At these dinners there's usual another Black couple (and their kid) and a self-proclaimed leftist from Chile, who is in fact a slum landlord. We, menfolk, sit outside with a fine Single Malt and shoot the shit.
Before heading out, my wife makes me promise to avoid political and race discussions because she knows I don't let racist or anti-poor stuff slide. I'm usually good until the third pour, when the "leftist" will raise a topic like "was Katrina an example of American-style racism" and the rightwinger goes nuts.
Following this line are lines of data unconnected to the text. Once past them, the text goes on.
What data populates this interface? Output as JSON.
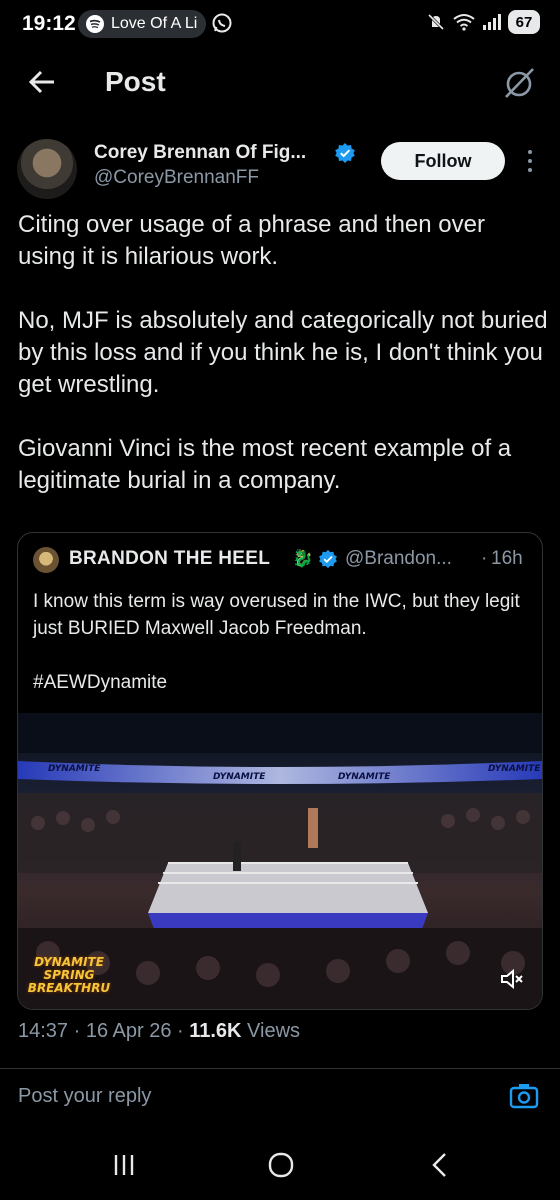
{
  "status_bar": {
    "time": "19:12",
    "now_playing": "Love Of A Li",
    "battery": "67"
  },
  "header": {
    "title": "Post"
  },
  "post": {
    "author_name": "Corey Brennan Of Fig...",
    "author_handle": "@CoreyBrennanFF",
    "follow_label": "Follow",
    "paragraphs": [
      "Citing over usage of a phrase and then over using it is hilarious work.",
      "No, MJF is absolutely and categorically not buried by this loss and if you think he is, I don't think you get wrestling.",
      "Giovanni Vinci is the most recent example of a legitimate burial in a company."
    ],
    "timestamp": "14:37 · 16 Apr 26 · ",
    "views_count": "11.6K",
    "views_label": " Views"
  },
  "quote": {
    "name": "BRANDON THE HEEL",
    "emoji": "🐉",
    "handle": "@Brandon...",
    "separator": "·",
    "time": "16h",
    "paragraphs": [
      "I know this term is way overused in the IWC, but they legit just BURIED Maxwell Jacob Freedman.",
      "#AEWDynamite"
    ],
    "media_banner_text": "DYNAMITE",
    "media_logo_text": "DYNAMITE",
    "media_event_text": "SPRING BREAKTHRU"
  },
  "reply": {
    "placeholder": "Post your reply"
  },
  "colors": {
    "background": "#000000",
    "text_primary": "#e7e9ea",
    "text_secondary": "#8b98a5",
    "verified_blue": "#1d9bf0",
    "border": "#2f3336",
    "follow_bg": "#eff3f4"
  }
}
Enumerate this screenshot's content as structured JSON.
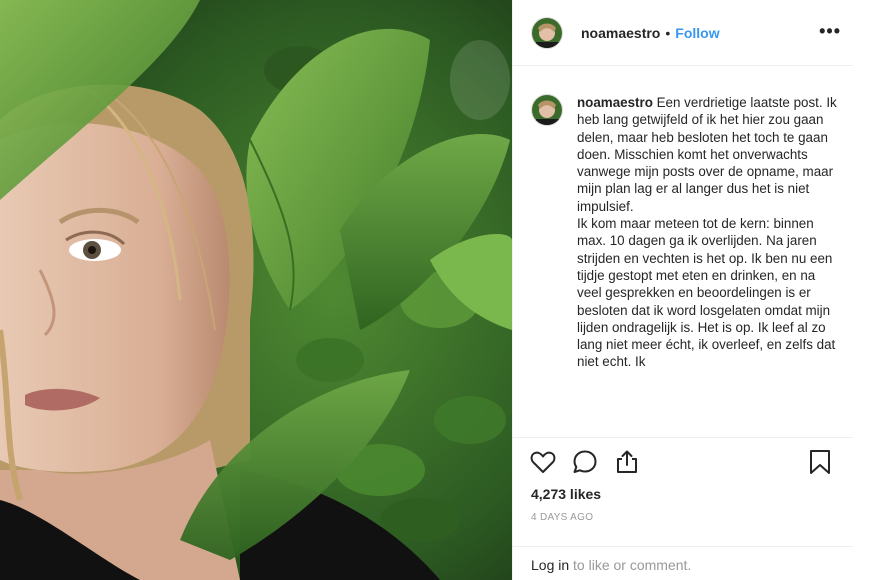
{
  "post": {
    "username": "noamaestro",
    "separator": "•",
    "follow_label": "Follow",
    "more_label": "•••",
    "caption_user": "noamaestro",
    "caption_text": " Een verdrietige laatste post. Ik heb lang getwijfeld of ik het hier zou gaan delen, maar heb besloten het toch te gaan doen. Misschien komt het onverwachts vanwege mijn posts over de opname, maar mijn plan lag er al langer dus het is niet impulsief.\nIk kom maar meteen tot de kern: binnen max. 10 dagen ga ik overlijden. Na jaren strijden en vechten is het op. Ik ben nu een tijdje gestopt met eten en drinken, en na veel gesprekken en beoordelingen is er besloten dat ik word losgelaten omdat mijn lijden ondragelijk is. Het is op. Ik leef al zo lang niet meer écht, ik overleef, en zelfs dat niet echt. Ik",
    "likes": "4,273 likes",
    "time": "4 DAYS AGO",
    "login_label": "Log in",
    "login_suffix": " to like or comment."
  },
  "icons": {
    "like": "heart-icon",
    "comment": "speech-bubble-icon",
    "share": "share-icon",
    "save": "bookmark-icon",
    "more": "ellipsis-icon"
  },
  "colors": {
    "accent": "#3897f0",
    "text": "#262626",
    "muted": "#999999",
    "border": "#efefef"
  }
}
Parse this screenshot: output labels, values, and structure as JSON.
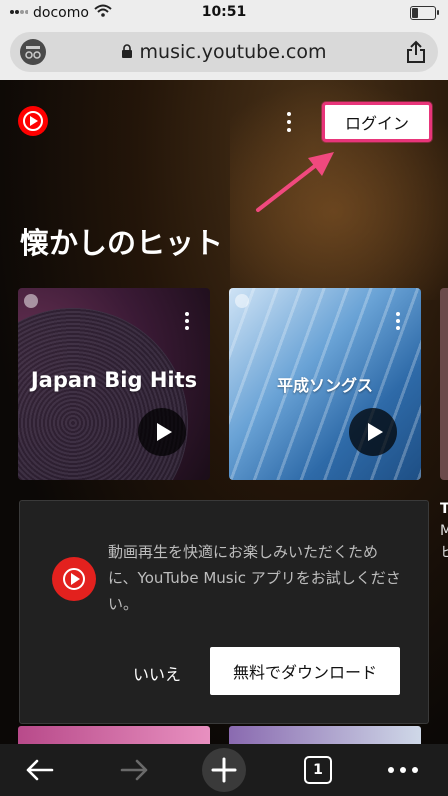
{
  "status_bar": {
    "carrier": "docomo",
    "time": "10:51",
    "battery_level": 0.25
  },
  "browser": {
    "url": "music.youtube.com"
  },
  "header": {
    "login_label": "ログイン"
  },
  "section": {
    "title": "懐かしのヒット"
  },
  "cards": [
    {
      "title": "Japan Big Hits"
    },
    {
      "title": "平成ソングス"
    }
  ],
  "peek": {
    "line1": "T",
    "line2": "M",
    "line3": "ヒ"
  },
  "dialog": {
    "message": "動画再生を快適にお楽しみいただくために、YouTube Music アプリをお試しください。",
    "cancel_label": "いいえ",
    "download_label": "無料でダウンロード"
  },
  "toolbar": {
    "tab_count": "1"
  },
  "colors": {
    "accent_pink": "#e8357a",
    "youtube_red": "#ff0000",
    "dialog_bg": "#212121"
  },
  "icons": [
    "wifi-icon",
    "lock-icon",
    "share-icon",
    "incognito-icon",
    "youtube-music-logo-icon",
    "kebab-menu-icon",
    "arrow-annotation-icon",
    "play-icon",
    "back-arrow-icon",
    "forward-arrow-icon",
    "plus-icon",
    "tabs-icon",
    "more-dots-icon"
  ]
}
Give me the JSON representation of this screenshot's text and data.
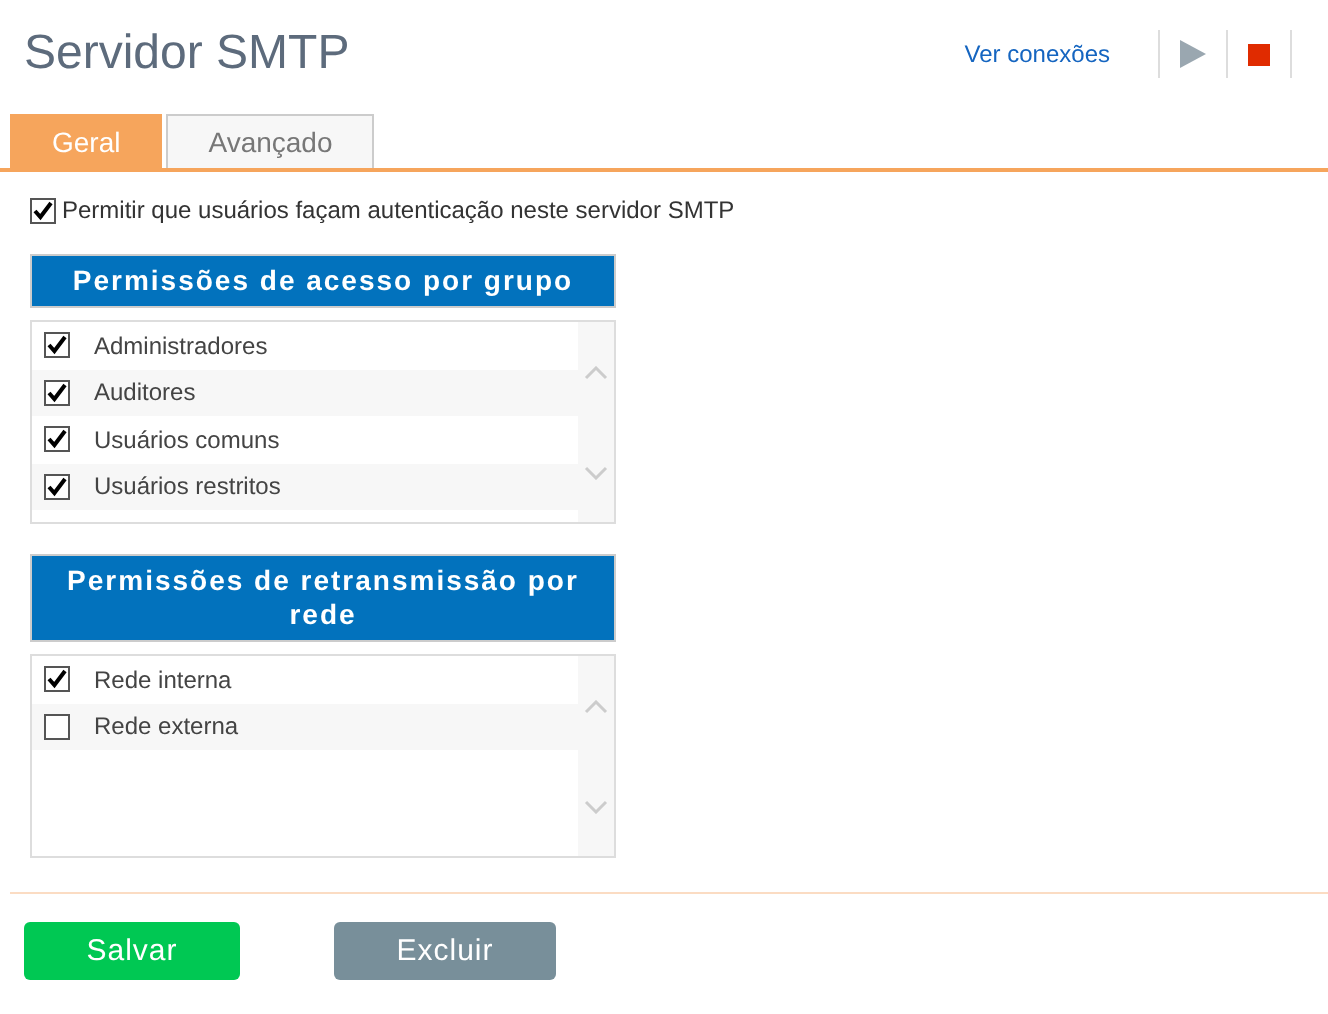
{
  "header": {
    "title": "Servidor SMTP",
    "link": "Ver conexões"
  },
  "tabs": [
    {
      "label": "Geral",
      "selected": true
    },
    {
      "label": "Avançado",
      "selected": false
    }
  ],
  "auth_option": {
    "label": "Permitir que usuários façam autenticação neste servidor SMTP",
    "checked": true
  },
  "panels": [
    {
      "title": "Permissões de acesso por grupo",
      "items": [
        {
          "label": "Administradores",
          "checked": true
        },
        {
          "label": "Auditores",
          "checked": true
        },
        {
          "label": "Usuários comuns",
          "checked": true
        },
        {
          "label": "Usuários restritos",
          "checked": true
        }
      ]
    },
    {
      "title": "Permissões de retransmissão por rede",
      "items": [
        {
          "label": "Rede interna",
          "checked": true
        },
        {
          "label": "Rede externa",
          "checked": false
        }
      ]
    }
  ],
  "buttons": [
    {
      "label": "Salvar",
      "kind": "primary"
    },
    {
      "label": "Excluir",
      "kind": "secondary"
    }
  ]
}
To be honest, the only reason I go to these monthly get togethers is so that I can interact with their Black teenage son (17 years old). I really feel sorry for him. Though I have no doubt that his rightwing "father" loves him as a son, he is being taught that race doesn't matter. I have quietly told his father that while race shouldn't matter, I want my Black daughter to be prepared for those instances where racism rears its ugly head. I've told him that he is doing his son a disservice sending him out into the world completely unarmed.
The last couple of dinners the Black son sits in on our discussions. I, and the other Black guy, encourage him to talk. And, I try to be easy on him when he recites some beckish nonsense. Rather than call him out, like he has seen me do his father, I express that I have confidence in his ability to discern fact from fiction and challenge him to put in the work. I tell him don't trust what I say, or beck says, or what anyone says ... trust only what you can verify. And each time I see him afterwards, I ask him about his statement and what he has discovered.
A couple of months ago, I told this manchild ... look at the issues, then look at whom will be hurt by the various positions. Then ask yourself, "do the people likely to be hurt by the policy look like me?"
I've notice that he is now quieter and more attentive to our discussions.